Someday in the near future, you might find yourself bored on a weekday afternoon and decide to turn on the television. Maybe you’ll scroll to ESPN or FS1 — the channel is irrelevant because the programming will be the same: a sports betting show.
On an otherwise typical May afternoon, the college sports establishment anxiously turned its gaze to Washington, D.C., where the Supreme Court struck down the Professional and Amateur Sports Protection Act, a 26-year-old law that effectively outlawing sports betting outside Nevada.
In a 6-3 decision, the court ruled PASPA was unconstitutional, setting off a wave of enthusiasm from gamblers while athletic administrators and coaches cast a wary eye.

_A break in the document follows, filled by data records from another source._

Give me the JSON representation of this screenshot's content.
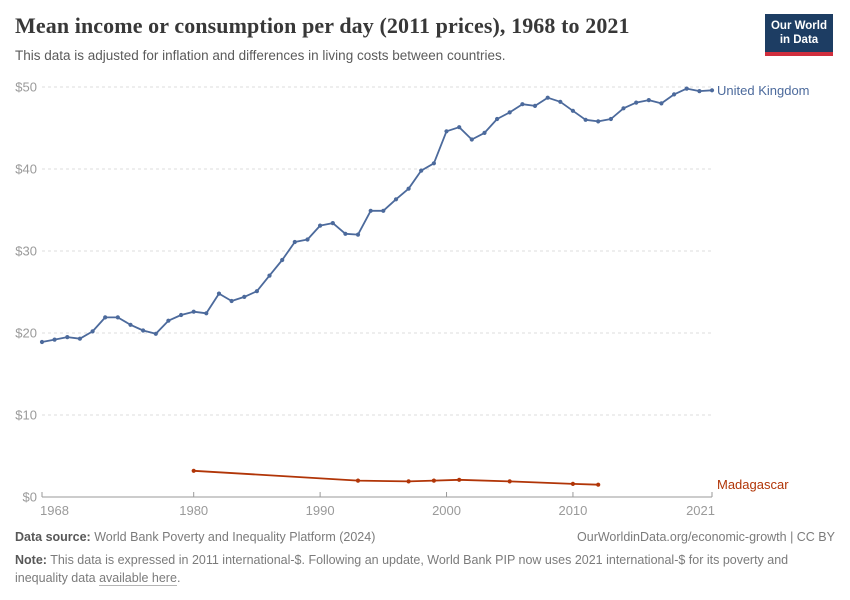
{
  "header": {
    "title": "Mean income or consumption per day (2011 prices), 1968 to 2021",
    "subtitle": "This data is adjusted for inflation and differences in living costs between countries.",
    "logo": {
      "line1": "Our World",
      "line2": "in Data",
      "bg_color": "#1d3d63",
      "accent_color": "#d02e3d"
    }
  },
  "chart_data": {
    "type": "line",
    "title": "Mean income or consumption per day (1968 to 2021)",
    "xlabel": "",
    "ylabel": "",
    "xlim": [
      1968,
      2021
    ],
    "ylim": [
      0,
      50
    ],
    "grid": "horizontal dashed gridlines on",
    "legend_position": "labels at right edge of lines",
    "x_ticks": {
      "years": [
        1968,
        1980,
        1990,
        2000,
        2010,
        2021
      ],
      "labels": [
        "1968",
        "1980",
        "1990",
        "2000",
        "2010",
        "2021"
      ]
    },
    "y_ticks": {
      "values": [
        0,
        10,
        20,
        30,
        40,
        50
      ],
      "labels": [
        "$0",
        "$10",
        "$20",
        "$30",
        "$40",
        "$50"
      ]
    },
    "series": [
      {
        "name": "United Kingdom",
        "color": "#4c6a9c",
        "x": [
          1968,
          1969,
          1970,
          1971,
          1972,
          1973,
          1974,
          1975,
          1976,
          1977,
          1978,
          1979,
          1980,
          1981,
          1982,
          1983,
          1984,
          1985,
          1986,
          1987,
          1988,
          1989,
          1990,
          1991,
          1992,
          1993,
          1994,
          1995,
          1996,
          1997,
          1998,
          1999,
          2000,
          2001,
          2002,
          2003,
          2004,
          2005,
          2006,
          2007,
          2008,
          2009,
          2010,
          2011,
          2012,
          2013,
          2014,
          2015,
          2016,
          2017,
          2018,
          2019,
          2020,
          2021
        ],
        "values": [
          18.9,
          19.2,
          19.5,
          19.3,
          20.2,
          21.9,
          21.9,
          21.0,
          20.3,
          19.9,
          21.5,
          22.2,
          22.6,
          22.4,
          24.8,
          23.9,
          24.4,
          25.1,
          27.0,
          28.9,
          31.1,
          31.4,
          33.1,
          33.4,
          32.1,
          32.0,
          34.9,
          34.9,
          36.3,
          37.6,
          39.8,
          40.7,
          44.6,
          45.1,
          43.6,
          44.4,
          46.1,
          46.9,
          47.9,
          47.7,
          48.7,
          48.2,
          47.1,
          46.0,
          45.8,
          46.1,
          47.4,
          48.1,
          48.4,
          48.0,
          49.1,
          49.8,
          49.5,
          49.6
        ]
      },
      {
        "name": "Madagascar",
        "color": "#b13507",
        "x": [
          1980,
          1993,
          1997,
          1999,
          2001,
          2005,
          2010,
          2012
        ],
        "values": [
          3.2,
          2.0,
          1.9,
          2.0,
          2.1,
          1.9,
          1.6,
          1.5
        ]
      }
    ],
    "axis_color": "#9a9a9a",
    "gridline_color": "#dedede"
  },
  "footer": {
    "data_source_label": "Data source:",
    "data_source_text": "World Bank Poverty and Inequality Platform (2024)",
    "attribution": "OurWorldinData.org/economic-growth | CC BY",
    "note_label": "Note:",
    "note_text": "This data is expressed in 2011 international-$. Following an update, World Bank PIP now uses 2021 international-$ for its poverty and inequality data ",
    "note_link_text": "available here",
    "note_suffix": "."
  }
}
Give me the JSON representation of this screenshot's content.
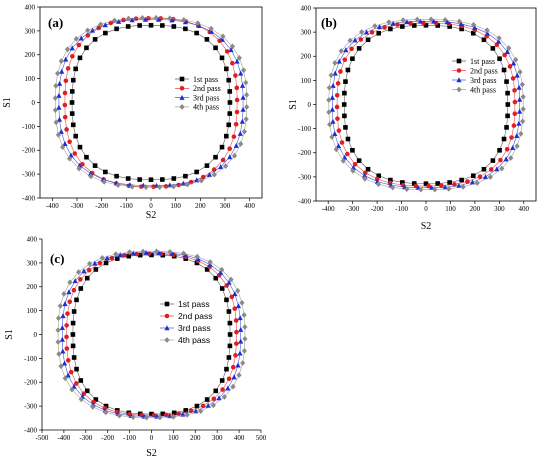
{
  "chart_data": [
    {
      "type": "line",
      "panel_label": "(a)",
      "xlabel": "S2",
      "ylabel": "S1",
      "xlim": [
        -450,
        450
      ],
      "ylim": [
        -400,
        400
      ],
      "xticks": [
        -400,
        -300,
        -200,
        -100,
        0,
        100,
        200,
        300,
        400
      ],
      "yticks": [
        -400,
        -300,
        -200,
        -100,
        0,
        100,
        200,
        300,
        400
      ],
      "legend_position": "center-right",
      "series": [
        {
          "name": "1st pass",
          "marker": "square",
          "color": "#000000",
          "radius": [
            330,
            330
          ]
        },
        {
          "name": "2nd pass",
          "marker": "circle",
          "color": "#e02020",
          "radius": [
            360,
            360
          ]
        },
        {
          "name": "3rd pass",
          "marker": "triangle",
          "color": "#1a2fd6",
          "radius": [
            385,
            355
          ]
        },
        {
          "name": "4th pass",
          "marker": "diamond",
          "color": "#8a8a8a",
          "radius": [
            400,
            362
          ]
        }
      ]
    },
    {
      "type": "line",
      "panel_label": "(b)",
      "xlabel": "S2",
      "ylabel": "S1",
      "xlim": [
        -450,
        450
      ],
      "ylim": [
        -400,
        400
      ],
      "xticks": [
        -400,
        -300,
        -200,
        -100,
        0,
        100,
        200,
        300,
        400
      ],
      "yticks": [
        -400,
        -300,
        -200,
        -100,
        0,
        100,
        200,
        300,
        400
      ],
      "legend_position": "center-right",
      "series": [
        {
          "name": "1st pass",
          "marker": "square",
          "color": "#000000",
          "radius": [
            345,
            335
          ]
        },
        {
          "name": "2nd pass",
          "marker": "circle",
          "color": "#e02020",
          "radius": [
            375,
            345
          ]
        },
        {
          "name": "3rd pass",
          "marker": "triangle",
          "color": "#1a2fd6",
          "radius": [
            395,
            352
          ]
        },
        {
          "name": "4th pass",
          "marker": "diamond",
          "color": "#8a8a8a",
          "radius": [
            410,
            360
          ]
        }
      ]
    },
    {
      "type": "line",
      "panel_label": "(c)",
      "xlabel": "S2",
      "ylabel": "S1",
      "xlim": [
        -500,
        500
      ],
      "ylim": [
        -400,
        400
      ],
      "xticks": [
        -500,
        -400,
        -300,
        -200,
        -100,
        0,
        100,
        200,
        300,
        400,
        500
      ],
      "yticks": [
        -400,
        -300,
        -200,
        -100,
        0,
        100,
        200,
        300,
        400
      ],
      "legend_position": "center",
      "series": [
        {
          "name": "1st pass",
          "marker": "square",
          "color": "#000000",
          "radius": [
            370,
            340
          ]
        },
        {
          "name": "2nd pass",
          "marker": "circle",
          "color": "#e02020",
          "radius": [
            400,
            345
          ]
        },
        {
          "name": "3rd pass",
          "marker": "triangle",
          "color": "#1a2fd6",
          "radius": [
            420,
            350
          ]
        },
        {
          "name": "4th pass",
          "marker": "diamond",
          "color": "#8a8a8a",
          "radius": [
            440,
            355
          ]
        }
      ]
    }
  ]
}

The word “gambling,” long a college sports bogeyman, carries negative connotations, striking fear of potential scandal into the NCAA’s powerbrokers.
“First thing I would say is I think we’ve got great students playing football,” Big Ten commissioner Jim Delany said in Chicago at the conference’s media days. “Trust them. They’re young. We need to continue to educate them about the challenges associated with gambling and the importance of the integrity of the game.”
If Delany had it his way — and he usually does — he would eliminate college sports from the gambling model. And if that’s not successful, he prefers a framework that gives additional protection to college, high school, and Olympic sports.